Decisão tem repercussão geral e obriga União, estados e municípios a seguirem o padrão do Exército em concursos da área de segurança pública;

O Supremo Tribunal Federal (STF) decidiu que a exigência de altura mínima para ingresso em cargos do Sistema Único de Segurança Pública (SUSP) — como polícias militares, corpos de bombeiros, polícias civis e guardas municipais — só é válida se estiver prevista em lei e respeitar os parâmetros fixados para as carreiras do Exército.

O julgamento ocorreu no Recurso Extraordinário (RE) 1.469.887, com repercussão geral reconhecida (Tema 1.424). O relator do caso foi o ministro Luís Roberto Barroso. A tese fixada pelo STF passa a orientar todos os casos semelhantes no país, criando um padrão nacional obrigatório.

📌 O caso concreto: candidata excluída do concurso da PM de Alagoas

O processo teve origem em Alagoas, onde uma candidata foi eliminada do concurso da Polícia Militar por medir 1,56m, abaixo da altura mínima de 1,60m para mulheres e 1,65m para homens, prevista na Lei estadual nº 6.803/2007.

A candidata recorreu ao Judiciário alegando que a norma era mais rigorosa que a exigida pelo Exército, o que violaria os princípios da razoabilidade e da isonomia no acesso ao serviço público. O Tribunal de Justiça de Alagoas manteve a eliminação, mas o caso chegou ao STF.

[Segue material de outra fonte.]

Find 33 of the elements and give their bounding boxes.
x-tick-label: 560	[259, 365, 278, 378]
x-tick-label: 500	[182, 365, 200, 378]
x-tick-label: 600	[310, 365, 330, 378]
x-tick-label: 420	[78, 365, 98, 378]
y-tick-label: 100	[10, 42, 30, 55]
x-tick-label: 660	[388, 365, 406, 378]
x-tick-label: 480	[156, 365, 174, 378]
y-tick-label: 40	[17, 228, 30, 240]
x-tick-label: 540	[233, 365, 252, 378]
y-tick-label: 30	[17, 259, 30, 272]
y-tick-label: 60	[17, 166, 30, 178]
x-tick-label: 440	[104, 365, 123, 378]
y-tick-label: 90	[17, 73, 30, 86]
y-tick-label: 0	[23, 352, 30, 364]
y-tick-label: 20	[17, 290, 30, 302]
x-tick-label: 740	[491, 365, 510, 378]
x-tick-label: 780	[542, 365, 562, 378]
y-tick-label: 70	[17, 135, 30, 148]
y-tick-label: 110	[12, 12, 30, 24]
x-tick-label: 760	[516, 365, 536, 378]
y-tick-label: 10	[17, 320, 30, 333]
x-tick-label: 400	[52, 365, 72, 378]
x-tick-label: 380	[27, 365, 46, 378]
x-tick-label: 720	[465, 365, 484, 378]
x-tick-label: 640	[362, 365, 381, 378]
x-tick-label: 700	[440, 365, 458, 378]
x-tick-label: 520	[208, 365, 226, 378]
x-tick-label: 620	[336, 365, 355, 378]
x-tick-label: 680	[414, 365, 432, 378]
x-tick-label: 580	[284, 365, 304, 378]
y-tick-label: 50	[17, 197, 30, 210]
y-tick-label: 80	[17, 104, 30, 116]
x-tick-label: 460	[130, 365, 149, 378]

⚖️ O que decidiu o Supremo

O Plenário do STF, por maioria, deu razão à candidata e reformou a decisão do TJ/AL. A Corte entendeu que a exigência de altura mínima pode existir, mas deve respeitar os limites estabelecidos pela Lei Federal nº 12.705/2012, que regula o ingresso nas carreiras do Exército:

  • 1,60m para homens
  • 1,55m para mulheres

Esses critérios agora passam a ser obrigatórios para todos os concursos públicos da área de segurança no país.

🧩 Fundamentos da decisão

Segundo o relator, ministro Luís Roberto Barroso, “a jurisprudência do STF exige que os fatores de discriminação para ingresso no serviço público sejam relacionados às funções a serem exercidas pelo ocupante do cargo”.

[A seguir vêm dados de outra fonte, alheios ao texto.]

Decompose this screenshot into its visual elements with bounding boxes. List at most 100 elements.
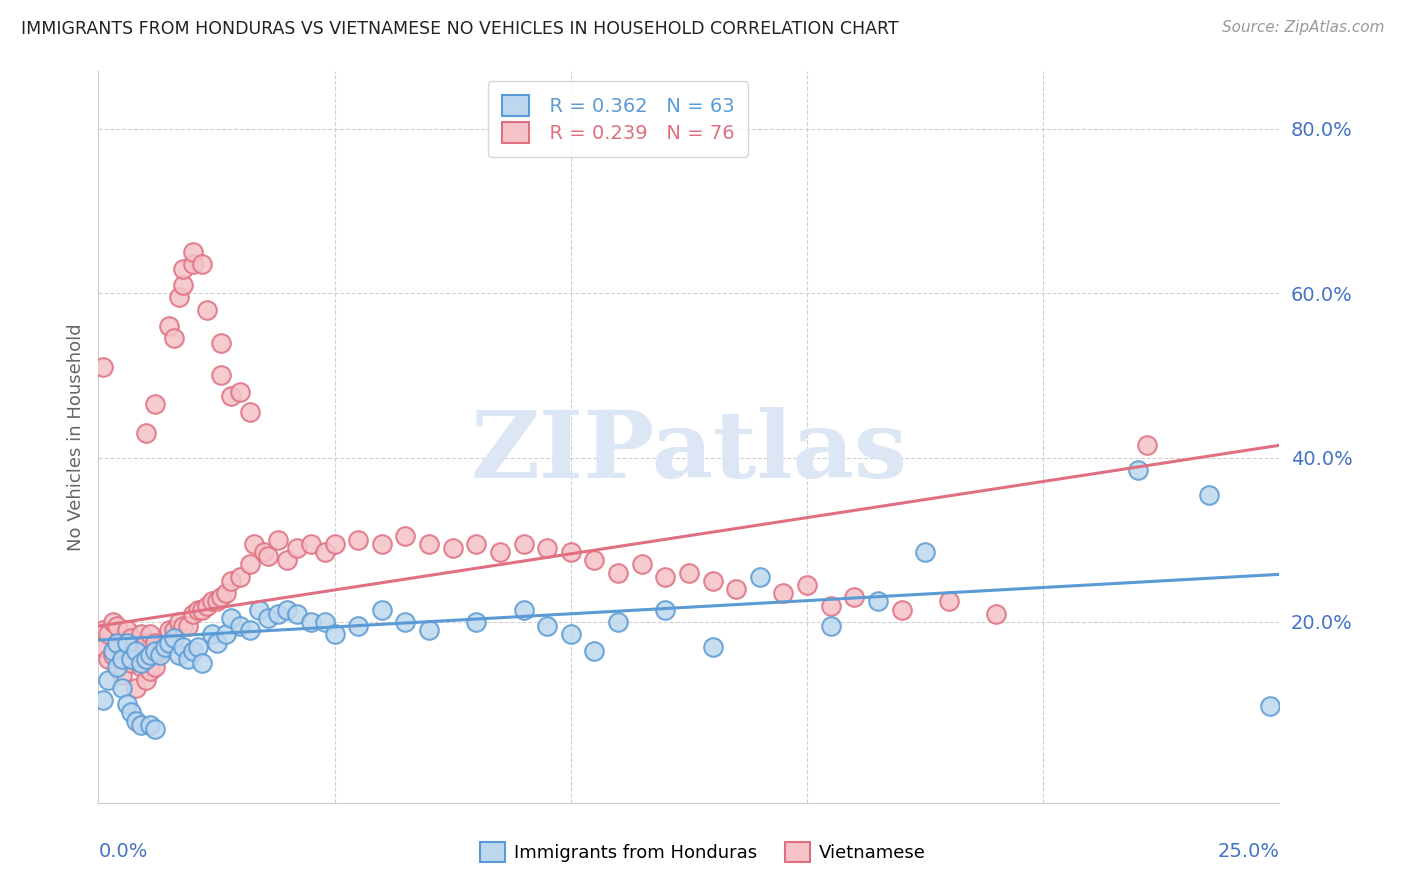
Point: [285, 607, 308, 621]
Point: [654, 570, 676, 584]
Point: [583, 644, 606, 658]
Point: [157, 624, 180, 638]
Point: [441, 541, 464, 555]
Point: [91, 624, 114, 638]
Point: [143, 397, 166, 411]
Point: [101, 644, 124, 658]
Point: [418, 537, 440, 551]
Point: [371, 537, 394, 551]
Point: [167, 290, 190, 304]
Point: [219, 574, 242, 588]
Point: [1198, 487, 1220, 501]
Point: [111, 635, 134, 649]
Point: [1126, 463, 1149, 477]
Point: [149, 648, 172, 662]
Point: [181, 258, 204, 272]
Point: [299, 615, 322, 629]
Point: [172, 261, 194, 276]
Point: [607, 615, 630, 629]
Text: 25.0%: 25.0%: [1218, 842, 1279, 861]
Point: [796, 578, 818, 592]
Point: [607, 566, 630, 580]
Point: [143, 722, 166, 736]
Point: [177, 619, 200, 633]
Point: [101, 615, 124, 629]
Point: [201, 594, 224, 608]
Point: [285, 541, 308, 555]
Point: [702, 574, 724, 588]
Point: [489, 545, 512, 559]
Point: [163, 624, 186, 638]
Point: [276, 602, 298, 616]
Point: [153, 640, 176, 654]
Point: [239, 624, 262, 638]
Point: [215, 627, 238, 641]
Point: [229, 619, 252, 633]
Point: [115, 624, 138, 638]
Point: [247, 602, 270, 616]
Point: [143, 644, 166, 658]
Text: IMMIGRANTS FROM HONDURAS VS VIETNAMESE NO VEHICLES IN HOUSEHOLD CORRELATION CHAR: IMMIGRANTS FROM HONDURAS VS VIETNAMESE N…: [21, 20, 898, 37]
Point: [257, 611, 280, 625]
Point: [172, 619, 194, 633]
Point: [125, 644, 148, 658]
Point: [938, 594, 960, 608]
Point: [105, 619, 128, 633]
Point: [139, 717, 162, 731]
Point: [105, 635, 128, 649]
Point: [129, 627, 152, 641]
Point: [914, 545, 936, 559]
Point: [725, 582, 748, 596]
Point: [219, 611, 242, 625]
Point: [91, 693, 114, 707]
Point: [984, 607, 1007, 621]
Legend:   R = 0.362   N = 63,   R = 0.239   N = 76: R = 0.362 N = 63, R = 0.239 N = 76: [488, 81, 748, 156]
Point: [536, 619, 558, 633]
Point: [121, 656, 143, 670]
Point: [209, 591, 232, 605]
Point: [139, 627, 162, 641]
Point: [195, 599, 218, 613]
Point: [820, 619, 842, 633]
Point: [253, 545, 276, 559]
Point: [181, 245, 204, 260]
Point: [143, 660, 166, 674]
Point: [465, 615, 488, 629]
Point: [135, 635, 157, 649]
Point: [678, 566, 700, 580]
Point: [323, 627, 346, 641]
Point: [512, 537, 534, 551]
Point: [167, 615, 190, 629]
Point: [243, 537, 266, 551]
Point: [149, 644, 172, 658]
Point: [257, 549, 280, 564]
Point: [371, 602, 394, 616]
Point: [115, 697, 138, 711]
Point: [195, 302, 218, 317]
Legend: Immigrants from Honduras, Vietnamese: Immigrants from Honduras, Vietnamese: [472, 835, 934, 870]
Point: [205, 635, 228, 649]
Text: ZIPatlas: ZIPatlas: [471, 407, 907, 497]
Point: [115, 648, 138, 662]
Point: [143, 635, 166, 649]
Point: [239, 558, 262, 572]
Point: [394, 529, 416, 543]
Point: [560, 627, 582, 641]
Point: [181, 607, 204, 621]
Point: [91, 640, 114, 654]
Point: [97, 652, 120, 666]
Point: [1258, 698, 1281, 713]
Point: [536, 541, 558, 555]
Point: [201, 627, 224, 641]
Point: [702, 640, 724, 654]
Point: [267, 533, 290, 547]
Point: [135, 652, 157, 666]
Point: [121, 706, 143, 720]
Point: [97, 673, 120, 687]
Point: [111, 681, 134, 695]
Point: [209, 335, 232, 350]
Point: [748, 570, 770, 584]
Point: [229, 570, 252, 584]
Point: [323, 537, 346, 551]
Point: [121, 632, 143, 646]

Barroso afirmou que o legislador de Alagoas fixou exigência desproporcional ao ultrapassar o parâmetro federal, o que restringe injustificadamente o acesso aos cargos públicos.

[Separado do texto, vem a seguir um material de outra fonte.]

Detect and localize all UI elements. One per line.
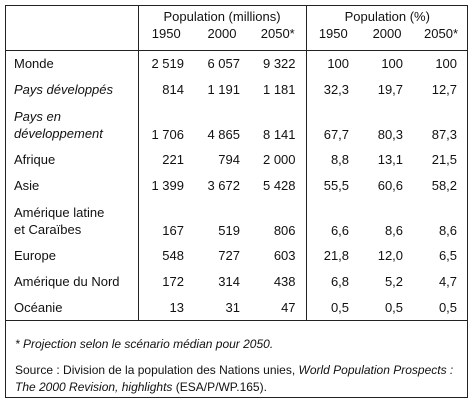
cell: 58,2 xyxy=(431,178,458,193)
cell: 6,6 xyxy=(305,198,361,243)
column-header: 2000 xyxy=(194,26,250,51)
table-row: Monde 2 519 6 057 9 322 100 100 100 xyxy=(6,50,468,77)
cell: 19,7 xyxy=(377,82,404,97)
group-header: Population (millions) xyxy=(137,6,307,26)
row-label: Asie xyxy=(14,178,40,193)
cell: 0,5 xyxy=(414,294,469,321)
column-header: 2000 xyxy=(360,26,415,51)
cell: 3 672 xyxy=(207,178,240,193)
group-header: Population (%) xyxy=(305,6,469,26)
cell: 100 xyxy=(435,56,458,72)
row-label: Océanie xyxy=(6,294,138,321)
cell: 814 xyxy=(137,76,194,103)
cell: 13 xyxy=(137,294,194,321)
cell: 2 000 xyxy=(262,152,296,167)
cell: 31 xyxy=(194,294,250,321)
cell: 21,8 xyxy=(305,242,361,269)
row-label: Amérique latine et Caraïbes xyxy=(14,204,105,237)
cell: 6,8 xyxy=(305,268,361,295)
cell: 13,1 xyxy=(377,152,404,167)
source-title: World Population Prospects : The 2000 Re… xyxy=(15,363,454,394)
cell: 47 xyxy=(250,294,307,321)
table-frame: Population (millions) Population (%) 195… xyxy=(5,5,469,398)
row-label: Pays en développement xyxy=(14,108,103,141)
cell: 12,7 xyxy=(431,82,458,97)
cell: 87,3 xyxy=(431,126,458,142)
column-header: 1950 xyxy=(305,26,361,51)
row-label: Pays développés xyxy=(14,82,114,97)
row-label: Afrique xyxy=(14,152,56,167)
cell: 727 xyxy=(218,248,240,263)
cell: 4,7 xyxy=(438,274,458,289)
row-label: Europe xyxy=(14,248,56,263)
population-table: Population (millions) Population (%) 195… xyxy=(6,6,469,321)
footnote: * Projection selon le scénario médian po… xyxy=(15,337,274,351)
cell: 4 865 xyxy=(207,126,240,142)
cell: 603 xyxy=(273,248,296,263)
corner xyxy=(6,26,138,51)
cell: 80,3 xyxy=(377,126,404,142)
cell: 2 519 xyxy=(137,50,194,77)
cell: 172 xyxy=(137,268,194,295)
source-text: (ESA/P/WP.165). xyxy=(172,380,267,394)
cell: 6,5 xyxy=(438,248,458,263)
table-row: Pays en développement 1 706 4 865 8 141 67,7… xyxy=(6,102,468,147)
cell: 100 xyxy=(305,50,361,77)
table-row: Océanie 13 31 47 0,5 0,5 0,5 xyxy=(6,294,469,321)
cell: 314 xyxy=(218,274,240,289)
cell: 1 181 xyxy=(262,82,296,97)
cell: 6 057 xyxy=(207,56,240,72)
cell: 519 xyxy=(218,222,240,238)
row-label: Monde xyxy=(14,56,54,72)
table-row: Amérique latine et Caraïbes 167 519 806 6,6 8… xyxy=(6,198,468,243)
cell: 548 xyxy=(137,242,194,269)
cell: 0,5 xyxy=(360,294,415,321)
cell: 100 xyxy=(381,56,404,72)
cell: 5,2 xyxy=(384,274,404,289)
table-row: Asie 1 399 3 672 5 428 55,5 60,6 58,2 xyxy=(6,172,468,199)
cell: 221 xyxy=(137,146,194,173)
cell: 1 399 xyxy=(137,172,194,199)
cell: 8,6 xyxy=(384,222,404,238)
cell: 167 xyxy=(137,198,194,243)
row-label: Amérique du Nord xyxy=(14,274,120,289)
cell: 12,0 xyxy=(377,248,404,263)
cell: 8,8 xyxy=(305,146,361,173)
corner xyxy=(6,6,138,26)
cell: 8 141 xyxy=(262,126,296,142)
cell: 21,5 xyxy=(431,152,458,167)
column-header: 2050* xyxy=(250,26,307,51)
table-row: Amérique du Nord 172 314 438 6,8 5,2 4,7 xyxy=(6,268,468,295)
table-row: Pays développés 814 1 191 1 181 32,3 19,7 12,7 xyxy=(6,76,468,103)
source-text: Source : Division de la population des N… xyxy=(15,363,299,377)
cell: 67,7 xyxy=(305,102,361,147)
column-header: 1950 xyxy=(137,26,194,51)
cell: 60,6 xyxy=(377,178,404,193)
cell: 5 428 xyxy=(262,178,296,193)
source: Source : Division de la population des N… xyxy=(15,362,455,396)
cell: 8,6 xyxy=(438,222,458,238)
column-header: 2050* xyxy=(414,26,469,51)
cell: 794 xyxy=(218,152,240,167)
cell: 9 322 xyxy=(262,56,296,72)
cell: 438 xyxy=(273,274,296,289)
table-row: Afrique 221 794 2 000 8,8 13,1 21,5 xyxy=(6,146,468,173)
cell: 55,5 xyxy=(305,172,361,199)
cell: 1 706 xyxy=(137,102,194,147)
cell: 32,3 xyxy=(305,76,361,103)
cell: 1 191 xyxy=(207,82,240,97)
table-row: Europe 548 727 603 21,8 12,0 6,5 xyxy=(6,242,468,269)
cell: 0,5 xyxy=(305,294,361,321)
cell: 806 xyxy=(273,222,296,238)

O ministro destacou ainda que o § 6º do art. 144 da Constituição classifica polícias e corpos de bombeiros militares como forças auxiliares e reserva do Exército, o que exige uniformidade de critérios entre as corporações.

🏛️ Efeitos práticos da decisão

A decisão tem efeito vinculante e deverá ser observada por União, estados e municípios, o que significa:

  • Nenhum ente federativo pode exigir altura superior a 1,60m (homens) e 1,55m (mulheres);
  • Leis estaduais e municipais que fixem medidas superiores são inconstitucionais;
  • Bancas organizadoras deverão ajustar seus editais de concursos à nova regra;
  • Candidatos eliminados por não atingirem exigências acima do padrão federal podem recorrer à Justiça.

🧾 Tese fixada pelo STF

“A exigência de altura mínima para ingresso em cargo do Sistema Único de Segurança Pública pressupõe a existência de lei e a observância dos parâmetros fixados para a carreira do Exército (Lei Federal nº 12.705/2012: 1,60m para homens e 1,55m para mulheres).”

Com o novo entendimento, o STF harmoniza as regras nacionais e impede abusos na definição de critérios físicos em concursos públicos. No caso concreto, a Corte determinou o prosseguimento da candidata no concurso da PM de Alagoas, consolidando um precedente de grande impacto para futuros certames da área de segurança em todo o país.